In de dagelijkse praktijk ervaren onderzoekers verschillende obstakels in klinisch onderzoek. Zo blijkt dat niet alle klinische verrichtingen vergoed worden door de zorgverzekering (zie DORP-project Financiering van reguliere zorg en onderzoek), waardoor deze handelingen op een andere manier gefinancierd moeten worden. Ook zijn er grote verschillen in regelgeving en interne procedures tussen instellingen. Vaak komt dit pas aan het licht als de studie al is gestart, met grote gevolgen voor de voortgang. Vanuit een studie met toegekende subsidie werden ervaringen gedeeld met DORP. 

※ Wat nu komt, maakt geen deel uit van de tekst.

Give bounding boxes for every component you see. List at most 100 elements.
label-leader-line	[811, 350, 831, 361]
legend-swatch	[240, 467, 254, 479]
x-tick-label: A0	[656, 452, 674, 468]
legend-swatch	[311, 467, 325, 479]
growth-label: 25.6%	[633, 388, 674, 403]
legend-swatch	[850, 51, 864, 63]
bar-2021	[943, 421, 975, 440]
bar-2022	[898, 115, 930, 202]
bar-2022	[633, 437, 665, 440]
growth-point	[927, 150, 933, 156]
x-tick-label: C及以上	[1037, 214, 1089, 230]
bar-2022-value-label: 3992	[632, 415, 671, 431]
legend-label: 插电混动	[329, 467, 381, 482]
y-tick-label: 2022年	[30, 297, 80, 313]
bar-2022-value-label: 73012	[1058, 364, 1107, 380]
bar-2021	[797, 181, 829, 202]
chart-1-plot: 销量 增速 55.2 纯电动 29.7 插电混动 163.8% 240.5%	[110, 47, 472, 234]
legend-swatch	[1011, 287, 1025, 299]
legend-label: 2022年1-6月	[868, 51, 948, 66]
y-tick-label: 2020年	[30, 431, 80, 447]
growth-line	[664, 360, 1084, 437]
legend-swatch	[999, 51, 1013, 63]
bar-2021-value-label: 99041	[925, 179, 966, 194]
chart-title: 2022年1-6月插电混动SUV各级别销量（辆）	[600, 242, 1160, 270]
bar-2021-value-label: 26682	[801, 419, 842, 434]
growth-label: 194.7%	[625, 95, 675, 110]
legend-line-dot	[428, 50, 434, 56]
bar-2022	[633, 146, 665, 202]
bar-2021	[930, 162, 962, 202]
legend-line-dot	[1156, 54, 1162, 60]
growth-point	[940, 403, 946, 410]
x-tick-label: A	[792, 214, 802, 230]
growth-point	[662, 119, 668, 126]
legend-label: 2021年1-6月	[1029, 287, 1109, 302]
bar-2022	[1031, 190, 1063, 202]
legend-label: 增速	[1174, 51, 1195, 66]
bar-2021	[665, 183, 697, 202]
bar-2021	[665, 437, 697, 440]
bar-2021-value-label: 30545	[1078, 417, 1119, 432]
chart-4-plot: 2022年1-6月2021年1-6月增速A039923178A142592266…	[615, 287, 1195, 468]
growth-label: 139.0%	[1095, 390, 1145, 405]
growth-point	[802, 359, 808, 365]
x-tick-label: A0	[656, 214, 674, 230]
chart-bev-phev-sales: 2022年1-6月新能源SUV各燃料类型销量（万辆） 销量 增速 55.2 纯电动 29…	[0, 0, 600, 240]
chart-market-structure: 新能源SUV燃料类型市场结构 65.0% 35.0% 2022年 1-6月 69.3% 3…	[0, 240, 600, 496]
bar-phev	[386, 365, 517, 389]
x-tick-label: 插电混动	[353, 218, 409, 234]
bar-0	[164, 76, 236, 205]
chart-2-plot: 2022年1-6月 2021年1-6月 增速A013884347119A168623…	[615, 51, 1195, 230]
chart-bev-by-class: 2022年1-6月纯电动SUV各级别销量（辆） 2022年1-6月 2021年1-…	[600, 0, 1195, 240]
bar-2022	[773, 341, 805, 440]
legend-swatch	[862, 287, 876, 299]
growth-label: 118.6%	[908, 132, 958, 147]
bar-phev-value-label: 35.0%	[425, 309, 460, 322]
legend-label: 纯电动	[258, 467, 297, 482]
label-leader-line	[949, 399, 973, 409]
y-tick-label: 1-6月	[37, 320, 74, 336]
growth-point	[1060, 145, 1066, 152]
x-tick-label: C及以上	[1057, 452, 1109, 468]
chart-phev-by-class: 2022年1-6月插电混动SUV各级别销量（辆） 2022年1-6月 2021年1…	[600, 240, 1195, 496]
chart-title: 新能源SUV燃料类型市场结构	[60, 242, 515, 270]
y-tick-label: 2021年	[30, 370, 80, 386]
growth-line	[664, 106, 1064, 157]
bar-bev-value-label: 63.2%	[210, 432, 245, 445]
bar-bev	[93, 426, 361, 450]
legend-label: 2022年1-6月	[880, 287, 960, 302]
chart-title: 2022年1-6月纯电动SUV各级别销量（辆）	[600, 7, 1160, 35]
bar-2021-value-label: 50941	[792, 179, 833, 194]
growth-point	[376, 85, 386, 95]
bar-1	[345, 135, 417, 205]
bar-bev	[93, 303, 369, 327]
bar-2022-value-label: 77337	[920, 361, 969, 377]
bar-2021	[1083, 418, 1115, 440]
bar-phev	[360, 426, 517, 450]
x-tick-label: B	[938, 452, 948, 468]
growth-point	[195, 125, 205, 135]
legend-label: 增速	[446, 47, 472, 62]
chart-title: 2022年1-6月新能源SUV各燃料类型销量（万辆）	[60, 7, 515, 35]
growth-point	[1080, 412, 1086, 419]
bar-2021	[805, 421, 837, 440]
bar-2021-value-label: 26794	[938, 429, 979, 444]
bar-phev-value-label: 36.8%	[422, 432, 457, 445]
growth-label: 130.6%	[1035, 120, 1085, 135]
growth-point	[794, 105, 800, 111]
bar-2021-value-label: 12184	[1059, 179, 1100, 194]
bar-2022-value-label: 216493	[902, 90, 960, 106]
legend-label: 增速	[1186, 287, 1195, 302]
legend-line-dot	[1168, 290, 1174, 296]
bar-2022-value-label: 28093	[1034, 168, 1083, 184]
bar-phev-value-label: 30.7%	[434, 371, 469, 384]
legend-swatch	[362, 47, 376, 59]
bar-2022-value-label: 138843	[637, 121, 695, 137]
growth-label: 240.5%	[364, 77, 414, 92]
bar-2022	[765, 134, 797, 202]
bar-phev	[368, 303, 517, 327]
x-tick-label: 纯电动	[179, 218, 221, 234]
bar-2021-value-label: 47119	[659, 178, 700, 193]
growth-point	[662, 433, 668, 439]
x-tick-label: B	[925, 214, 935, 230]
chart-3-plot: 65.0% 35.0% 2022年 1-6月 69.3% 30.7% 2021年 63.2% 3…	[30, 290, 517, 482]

De studie betreft een investigator initiated onderzoek gesubsidieerd door de subsidieregeling van ZonMw veelbelovende zorg/ Zorg Instituut Nederland (ZIN). Het is een multicenter studie met meer dan 40 centra in Nederland, zowel academische als perifere ziekenhuizen. 

Inmiddels is de subsidie voor deze studie twee jaar geleden goedgekeurd maar is de opstart zeer moeizaam verlopen vanwege meerdere obstakels. De hoofdonderzoeker vertelde DORP over deze obstakels waarna DORP in gesprek ging met een aantal leden van het studieteam van de studie. Het gezamenlijke doel van dit artikel is een overzicht van aandachtspunten die niet alleen voor deze, maar ook voor andere studies van belang kunnen zijn voor onderzoekers.  

 

Wat zijn de obstakels? 

 

Subsidie en kostenberekening: Na toekenning van de ZonMw subsidie bleek dat ZonMw/ZIN de werkelijke kosten verantwoord wil zien, die de accountant moet controleren. De accountant kon deze werkelijke kosten echter niet controleren omdat er een accountantsprotocol vanuit ZonMw/ZIN miste. ZonMw/ZIN gaven aan dat het project kon starten; voor de instelling was dit echter een groot financieel risico. Voor een oplossing hebben zowel het studieteam als de instelling overleg gevoerd met ZonMw/ZIN, het ministerie van VWS en de accountant. Deze gesprekken zijn moeizaam en traag verlopen ondanks herhaalde verzoeken van het studieteam om hier prioriteit aan te geven, en is pas in maart 2023, twee jaar na toekenning van de subsidie, een nieuwe subsidieregeling gepubliceerd.  

 

Regelgeving per deelnemend centrum: Ook werd duidelijk dat instellingen naast de huidig geldende wet– en regelgeving eigen interpretaties hebben en deze dan doorvoeren in eigen regelgeving per centrum. Een voorbeeld hiervan is dat de centraal datamanager binnen deze studie, volgens het goedgekeurde protocol, toegang zou mogen krijgen tot de data van deze studie. Echter, dit bleek in vele centra niet makkelijk vanwege privacy redenen.  

 

Interne procedures in deelnemende centra: Er waren grote verschillen tussen deelnemende centra in de snelheid van procedures die nodig zijn om de studie te laten starten. Deze periode liep in sommige gevallen op tot vele maanden. Oorzaken waren bijvoorbeeld dat, buiten medeweten van de lokale hoofdonderzoeker, documenten niet naar de eigen juridische afdelingen werden gestuurd of dat de studie geen prioriteit bleek te hebben bij het lokale trialbureau.  

 

Hoe kunnen de obstakels worden opgelost? 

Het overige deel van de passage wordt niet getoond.